Con la maestria di un orologiaio che intarsia minuziosamente i delicati ingranaggi del tempo,
Moni Ovadia e Mario Incudine hanno ricomposto e dato nuova vita a "Liolà", tessendo insieme fili di prosa, musica e un'essenza popolare che s’innalza con la grazia di un inno alla quotidianità.
L'apertura della Stagione 2023-2024 del Teatro Vitaliano Brancati, sotto la guida sicura di Tuccio Musumeci, non avrebbe potuto ottenere vessillo più adatto.
Questa rielaborazione dell'opera di Luigi Pirandello, un intreccio di "Il fu Mattia Pascal" e "La mosca", si è rivelata una sinfonia drammaturgica che ha navigato attraverso la commedia e l'epos, con una produzione del Teatro della Città che merita elogi per aver sfumato i confini tra romanzi e palcoscenico.
Con debutto il 1° novembre e repliche sino al 12, inclusi due giorni di trasferta nel prestigioso Teatro Massimo Città di Siracusa, l'opera si è snodata in una suite di scene in cui prosa e canto hanno creato una favola moderna, palpabile ed eterea.
Mario Incudine si è dimostrato un Liolà vivace e multiforme, incarnando con spirito camaleontico la figura di un Don Giovanni mozartiano e un Dioniso mitologico, un vortice di passione e libertà.
La sua performance è stata un capolavoro di naturalezza e charisma, un volo pindarico che teme ogni gabbia e ansima in cerca di amore senza catene.
Contrapposto a Liolà, Angelo Tosto nel ruolo di zio Simone ha sfoggiato una maschera grottesca, ritraendo un personaggio cinico e senza scrupoli, la cui meschinità era evidente come il chiarore della luna in una notte senza nuvole.
La sua ricerca di un erede si è dipanata con una teatralità che tocca l'animo dello spettatore.
I personaggi che hanno colorato la vicenda, dal timbro distintivo di Rori Quattrocchi come la Zà Ninfa, all'energia di Olivia Spigarelli nei panni di La Zà Croce, sono stati come note di una partitura ben scritta, ognuno indispensabile nell'orchestra del dramma.
Hanno tessuto una coreografia di gesti e intenzioni, vestendo costumi bidimensionali che sottolineavano un’ironica piattezza dell'animo, come foglie portate dal vento della satira.

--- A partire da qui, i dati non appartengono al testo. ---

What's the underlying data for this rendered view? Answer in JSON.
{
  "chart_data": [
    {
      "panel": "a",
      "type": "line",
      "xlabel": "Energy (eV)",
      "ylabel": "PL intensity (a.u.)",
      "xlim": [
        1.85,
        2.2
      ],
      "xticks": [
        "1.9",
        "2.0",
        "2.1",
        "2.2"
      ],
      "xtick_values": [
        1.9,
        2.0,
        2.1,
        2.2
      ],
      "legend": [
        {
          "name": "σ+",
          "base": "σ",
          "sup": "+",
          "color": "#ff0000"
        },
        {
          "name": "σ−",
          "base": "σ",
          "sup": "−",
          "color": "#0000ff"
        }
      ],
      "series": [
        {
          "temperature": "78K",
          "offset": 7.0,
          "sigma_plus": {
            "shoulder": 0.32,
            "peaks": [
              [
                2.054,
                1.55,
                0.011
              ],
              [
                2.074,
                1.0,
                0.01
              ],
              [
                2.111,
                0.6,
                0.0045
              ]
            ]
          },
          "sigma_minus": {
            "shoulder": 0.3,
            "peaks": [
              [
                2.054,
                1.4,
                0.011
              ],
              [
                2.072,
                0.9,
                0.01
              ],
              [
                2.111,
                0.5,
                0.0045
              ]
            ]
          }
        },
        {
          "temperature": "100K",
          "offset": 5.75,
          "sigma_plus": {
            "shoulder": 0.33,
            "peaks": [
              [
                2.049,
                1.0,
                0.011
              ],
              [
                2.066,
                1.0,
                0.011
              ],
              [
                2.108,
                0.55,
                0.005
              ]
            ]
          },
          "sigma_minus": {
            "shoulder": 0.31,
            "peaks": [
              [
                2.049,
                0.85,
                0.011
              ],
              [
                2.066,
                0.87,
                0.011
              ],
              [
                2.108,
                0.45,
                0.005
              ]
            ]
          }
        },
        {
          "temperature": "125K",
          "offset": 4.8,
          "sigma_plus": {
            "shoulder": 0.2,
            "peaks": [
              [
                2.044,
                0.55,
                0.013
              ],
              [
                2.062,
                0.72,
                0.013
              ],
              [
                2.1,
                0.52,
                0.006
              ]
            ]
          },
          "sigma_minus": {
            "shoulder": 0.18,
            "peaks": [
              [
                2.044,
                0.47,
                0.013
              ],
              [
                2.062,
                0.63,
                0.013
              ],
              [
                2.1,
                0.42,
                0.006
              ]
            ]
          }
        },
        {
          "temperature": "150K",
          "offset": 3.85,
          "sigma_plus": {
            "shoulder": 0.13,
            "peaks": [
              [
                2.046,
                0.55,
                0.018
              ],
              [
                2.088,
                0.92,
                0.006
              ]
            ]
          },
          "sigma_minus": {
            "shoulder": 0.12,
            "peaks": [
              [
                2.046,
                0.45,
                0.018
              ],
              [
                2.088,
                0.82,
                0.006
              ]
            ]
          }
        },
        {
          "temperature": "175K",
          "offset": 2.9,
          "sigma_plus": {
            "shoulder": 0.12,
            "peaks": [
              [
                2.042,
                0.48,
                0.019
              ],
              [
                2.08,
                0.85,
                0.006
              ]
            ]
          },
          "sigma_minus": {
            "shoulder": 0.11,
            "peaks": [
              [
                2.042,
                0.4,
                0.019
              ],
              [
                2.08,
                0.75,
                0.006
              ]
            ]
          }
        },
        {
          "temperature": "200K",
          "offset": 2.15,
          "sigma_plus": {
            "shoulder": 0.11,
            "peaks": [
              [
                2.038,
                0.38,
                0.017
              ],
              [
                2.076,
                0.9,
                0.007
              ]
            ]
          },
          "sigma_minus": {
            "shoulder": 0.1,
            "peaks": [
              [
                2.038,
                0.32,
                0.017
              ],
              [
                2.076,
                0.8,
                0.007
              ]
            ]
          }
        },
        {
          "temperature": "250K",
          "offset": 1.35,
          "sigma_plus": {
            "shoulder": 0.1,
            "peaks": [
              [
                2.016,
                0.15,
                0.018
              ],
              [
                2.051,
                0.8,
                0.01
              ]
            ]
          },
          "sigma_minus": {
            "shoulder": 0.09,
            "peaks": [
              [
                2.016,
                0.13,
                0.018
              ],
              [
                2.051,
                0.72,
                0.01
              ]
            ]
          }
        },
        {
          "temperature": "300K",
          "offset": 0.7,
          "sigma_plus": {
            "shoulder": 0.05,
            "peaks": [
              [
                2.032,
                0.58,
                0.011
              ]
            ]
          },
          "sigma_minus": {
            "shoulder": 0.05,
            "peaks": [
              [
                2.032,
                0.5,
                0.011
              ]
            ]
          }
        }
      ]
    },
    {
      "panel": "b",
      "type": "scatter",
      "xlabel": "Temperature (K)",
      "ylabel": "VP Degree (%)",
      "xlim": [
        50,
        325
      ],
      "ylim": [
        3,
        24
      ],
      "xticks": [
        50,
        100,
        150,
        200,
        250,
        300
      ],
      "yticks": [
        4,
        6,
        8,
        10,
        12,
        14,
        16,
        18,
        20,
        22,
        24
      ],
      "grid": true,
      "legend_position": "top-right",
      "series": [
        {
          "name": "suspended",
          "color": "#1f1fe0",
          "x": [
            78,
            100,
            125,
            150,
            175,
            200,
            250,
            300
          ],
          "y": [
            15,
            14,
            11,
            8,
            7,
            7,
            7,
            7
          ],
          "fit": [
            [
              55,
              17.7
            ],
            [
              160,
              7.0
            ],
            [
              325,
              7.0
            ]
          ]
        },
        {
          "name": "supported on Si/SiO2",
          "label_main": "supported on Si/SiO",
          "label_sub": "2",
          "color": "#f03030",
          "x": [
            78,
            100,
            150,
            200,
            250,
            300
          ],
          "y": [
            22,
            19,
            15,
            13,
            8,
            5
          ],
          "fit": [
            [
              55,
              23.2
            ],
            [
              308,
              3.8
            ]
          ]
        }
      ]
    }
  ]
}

Il senso della maternità è stato affidato a La Zà Ninfa, madre bonaria che raccoglie i frutti delle avventure amorose del figlio con una saggezza che trascende l’ordinario.
E non si può trascurare la figura di Paoluzzu ‘u fuoddi, interpretato magistralmente da Paride Benassai, la cui follia si è rivelata essere la più sottile delle lucidità, muovendo i fili della vicenda con la maestria di un burattinaio divino.
La musica, curata da Incudine stesso, con le chitarre di Denis Marino e la fisarmonica e zampogna di Antonio Vasta, ha pulsato con un ritmo che è stato il cuore stesso dell’opera, mentre le voci delle popolane, da Valentina Caleca a Flavia Papa, hanno risonato come un coro antico, narratori di una tragedia che si schiude in commedia.
In conclusione, "Liolà" è stata un'opera che, nella sua stessa diversità e giocosa serietà, ha celebrato l'essenza dell'esistenza e dell'arte, palesando la profondità dei sentimenti umani attraverso la magia del teatro.
La regia di Ovadia e Incudine è riuscita a trasformare il palcoscenico in un microcosmo dove la vita danza al ritmo del tempo immortale, lasciando negli spettatori l'eco di un'opera che, come la vita stessa, è un canto, un volo, una poesia.